Destruido por la Guerra Civil

La ermita de Sant Ramon, en este caso, consta de tres cuerpos, aunque solo el central se considera la iglesia propiamente dicha. El interior original fue destruido en 1936, al inicio de la Guerra Civil, y posteriormente reconstruido.

Actualmente, la nave está rematada por un sencillo retablo presidido por una imagen contemporánea de Sant Ramon, bendecida al finalizar el conflicto.

Ya esta imagen resulta muy atractiva para los amantes de lo paranormal. La advocación de la ermita es San Ramón Nonato, patrón de los recién nacidos.

A pesar de lo tenebroso que pueda resultar, la tradición y devoción por el santo se mantiene viva.

Tradición religiosa

Es costumbre subir hasta la ermita para dejar exvotos y encender velas en honor al santo, especialmente durante la festividad que se celebra el último fin de semana de agosto.

Más allá de la fiesta, que comparten Viladecans, Sant Climent y Sant Boi, visitar la ermita es algo común entre senderistas, familias y curiosos.

Gastronomía y naturaleza

Desde aquí no solo se pueden ver puntos clave de la geografía catalana, sino que se puede hacer una parada para reponer fuerzas o conocer más de la zona.

La presencia del bar en la cima y el Centro de Interpretación del Paisaje permite al visitante complementar la experiencia con información sobre el entorno natural y cultural.
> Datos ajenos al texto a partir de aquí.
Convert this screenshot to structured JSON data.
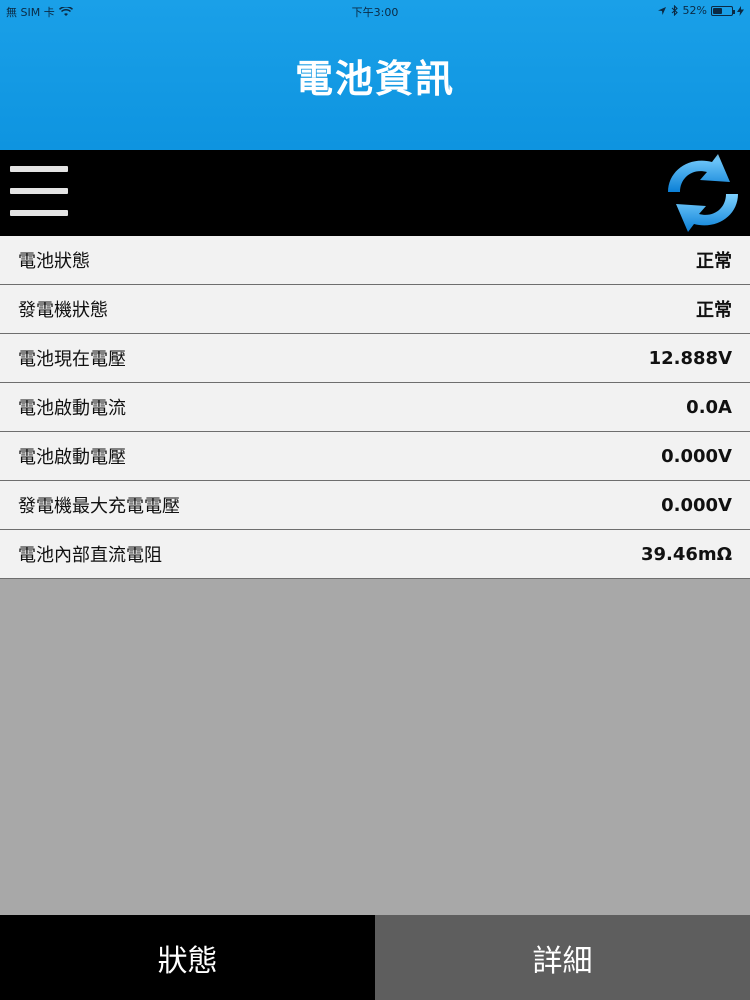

Aunque en los últimos años, los que más suben son los que gustan de fenómenos paranormales. Voces, psicofonías y apariciones parecen escucharse y verse por la zona.

Leyendas locales cuentan que, de noche, es posible ver figuras encapuchadas recorriendo el antiguo camino: monjes espectrales que avanzan en procesión, acompañados de cánticos que parecen surgir de la niebla y desaparecen sin dejar rastro.

Actividad paranormal

Algunos visitantes relatan luces inexplicables sobre la cúpula y pasos que no corresponden a los suyos, en un silencio absoluto que envuelve la cima.

¿Se trata de ecos históricos de la destrucción de 1936, de guardianes de un tesoro enterrado bajo la ermita, o de energía antigua que aún permanece en la montaña? Tal vez es solo el viento, algún animal o incluso gente que se acerca.

En cualquier caso, la ermita de Sant Ramon combina paisaje, historia y misterio. Un aliciente más para ir de visita.